What is excessive diversification?
excessive diversification occurs when the investor puts his money into too many investments. It could be too many investments of the same type or too much as in the amount of investments that are in the portfolio. Portfolio diversification spreads the percentage of money so that part of the portfolio contains stocks, bonds, mutual funds, deposit certificates and other suitable investments. Diversification creates the right balance in the portfolio to reduce the risk, while excessive diversification balances balance and increases the risk.
According to financial experts, it contains a properly diversified portfolio of 15 to 30 different types of investment. Excessive diversification occurs when the investment portfolio contains more than 30 different types of investment vehicles. While experts emphasize the importance of diversification investments, most agree that diversification no longer provides the advantage of less risk. By distributing investment too many different investment vehicles adds a layer of risk because not all productsSufficient research and attention can be paid to. Every subtle investor knows that the investment should be explored and watched its success or failure.
There are indications that indicate when the portfolio is not properly diversified, except that the portfolio contains more than 30 different types of investment. The first feature is when mutual funds in the portfolio contain many same investments. Mutual funds are a combination of shares, bonds and other investments, so if mutual funds in the portfolio are exceeded, too much diversification is present.
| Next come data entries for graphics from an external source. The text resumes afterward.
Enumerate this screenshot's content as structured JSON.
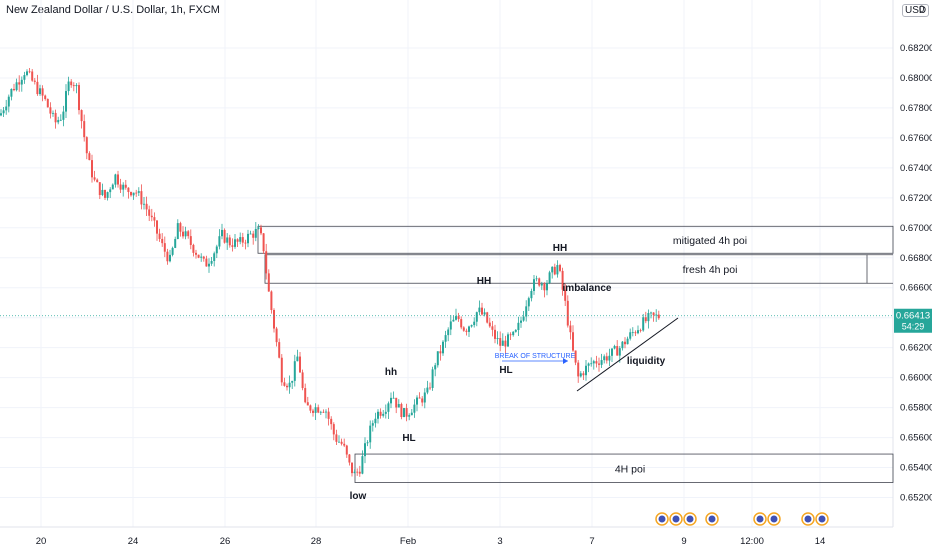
{
  "title": "New Zealand Dollar / U.S. Dollar, 1h, FXCM",
  "currency": "USD",
  "price_badge": {
    "price": "0.66413",
    "countdown": "54:29",
    "color": "#26a69a"
  },
  "colors": {
    "up": "#26a69a",
    "down": "#ef5350",
    "grid": "#f0f3fa",
    "zone": "#434651"
  },
  "chart_data": {
    "type": "candlestick",
    "x_tick_labels": [
      "20",
      "24",
      "26",
      "28",
      "Feb",
      "3",
      "7",
      "9",
      "12:00",
      "14"
    ],
    "y_tick_labels": [
      "0.68200",
      "0.68000",
      "0.67800",
      "0.67600",
      "0.67400",
      "0.67200",
      "0.67000",
      "0.66800",
      "0.66600",
      "0.66400",
      "0.66200",
      "0.66000",
      "0.65800",
      "0.65600",
      "0.65400",
      "0.65200"
    ],
    "ylim": [
      0.6513,
      0.684
    ],
    "close_path": [
      [
        0,
        0.6775
      ],
      [
        10,
        0.679
      ],
      [
        25,
        0.6805
      ],
      [
        35,
        0.6795
      ],
      [
        45,
        0.6785
      ],
      [
        55,
        0.677
      ],
      [
        62,
        0.6775
      ],
      [
        70,
        0.68
      ],
      [
        76,
        0.6795
      ],
      [
        82,
        0.677
      ],
      [
        88,
        0.6745
      ],
      [
        95,
        0.673
      ],
      [
        105,
        0.672
      ],
      [
        115,
        0.6735
      ],
      [
        125,
        0.6725
      ],
      [
        135,
        0.6725
      ],
      [
        145,
        0.6715
      ],
      [
        155,
        0.67
      ],
      [
        162,
        0.6688
      ],
      [
        170,
        0.6678
      ],
      [
        178,
        0.67
      ],
      [
        185,
        0.6695
      ],
      [
        195,
        0.6685
      ],
      [
        205,
        0.6675
      ],
      [
        215,
        0.6685
      ],
      [
        222,
        0.6695
      ],
      [
        230,
        0.669
      ],
      [
        240,
        0.669
      ],
      [
        250,
        0.6695
      ],
      [
        258,
        0.6698
      ],
      [
        263,
        0.669
      ],
      [
        268,
        0.666
      ],
      [
        275,
        0.663
      ],
      [
        282,
        0.66
      ],
      [
        290,
        0.6595
      ],
      [
        298,
        0.6615
      ],
      [
        305,
        0.658
      ],
      [
        315,
        0.658
      ],
      [
        325,
        0.658
      ],
      [
        335,
        0.656
      ],
      [
        343,
        0.6555
      ],
      [
        350,
        0.654
      ],
      [
        355,
        0.6535
      ],
      [
        360,
        0.654
      ],
      [
        368,
        0.656
      ],
      [
        375,
        0.6575
      ],
      [
        385,
        0.658
      ],
      [
        392,
        0.659
      ],
      [
        398,
        0.658
      ],
      [
        405,
        0.6575
      ],
      [
        412,
        0.658
      ],
      [
        420,
        0.6585
      ],
      [
        428,
        0.659
      ],
      [
        435,
        0.661
      ],
      [
        442,
        0.662
      ],
      [
        450,
        0.6635
      ],
      [
        458,
        0.664
      ],
      [
        465,
        0.6632
      ],
      [
        472,
        0.6638
      ],
      [
        478,
        0.6645
      ],
      [
        485,
        0.664
      ],
      [
        492,
        0.663
      ],
      [
        500,
        0.6622
      ],
      [
        508,
        0.6625
      ],
      [
        515,
        0.6628
      ],
      [
        522,
        0.664
      ],
      [
        530,
        0.666
      ],
      [
        538,
        0.6665
      ],
      [
        545,
        0.6662
      ],
      [
        552,
        0.667
      ],
      [
        558,
        0.6675
      ],
      [
        565,
        0.665
      ],
      [
        572,
        0.662
      ],
      [
        578,
        0.66
      ],
      [
        584,
        0.6605
      ],
      [
        592,
        0.661
      ],
      [
        600,
        0.6612
      ],
      [
        610,
        0.6615
      ],
      [
        620,
        0.662
      ],
      [
        630,
        0.6628
      ],
      [
        640,
        0.6635
      ],
      [
        650,
        0.664
      ],
      [
        660,
        0.6641
      ]
    ],
    "zones": [
      {
        "label": "mitigated 4h poi",
        "top": 0.6701,
        "bottom": 0.6683
      },
      {
        "label": "fresh 4h poi",
        "top": 0.6682,
        "bottom": 0.6663
      },
      {
        "label": "4H poi",
        "top": 0.6549,
        "bottom": 0.653
      }
    ],
    "annotations": [
      "HH",
      "HH",
      "hh",
      "HL",
      "HL",
      "low",
      "imbalance",
      "liquidity",
      "BREAK OF STRUCTURE"
    ]
  }
}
Excessive diversification may also occur with different types of investment accounts. For example, if an investor has similar or the same investment in his personal investment portfolio And all his pension savings accounts, then his investment is not sufficiently diversified to minimize risk and maximize return inves.
Another feature of excessive diversification is when the portfolio has many privately traded investments. Although it is okay to own some privately traded stocks, there should be a balance between private and publicly traded shares in the portfolio. In addition, this is also in the portfolio for other types of investment.
Excessive diversification may be a problem rather than helping the investor and investment portfolio. The primary problem with excessive diversification is that it can give the investor a false sense of safety, which exposes him to the risk of great loss. While the right diversification does not exclude the risk, excessive diversification will give a portfolio to a greater risk of loss, or rather, prevents the investor to concentrate on building a properly diversified portfolio, which is higher by the bone to be profitable.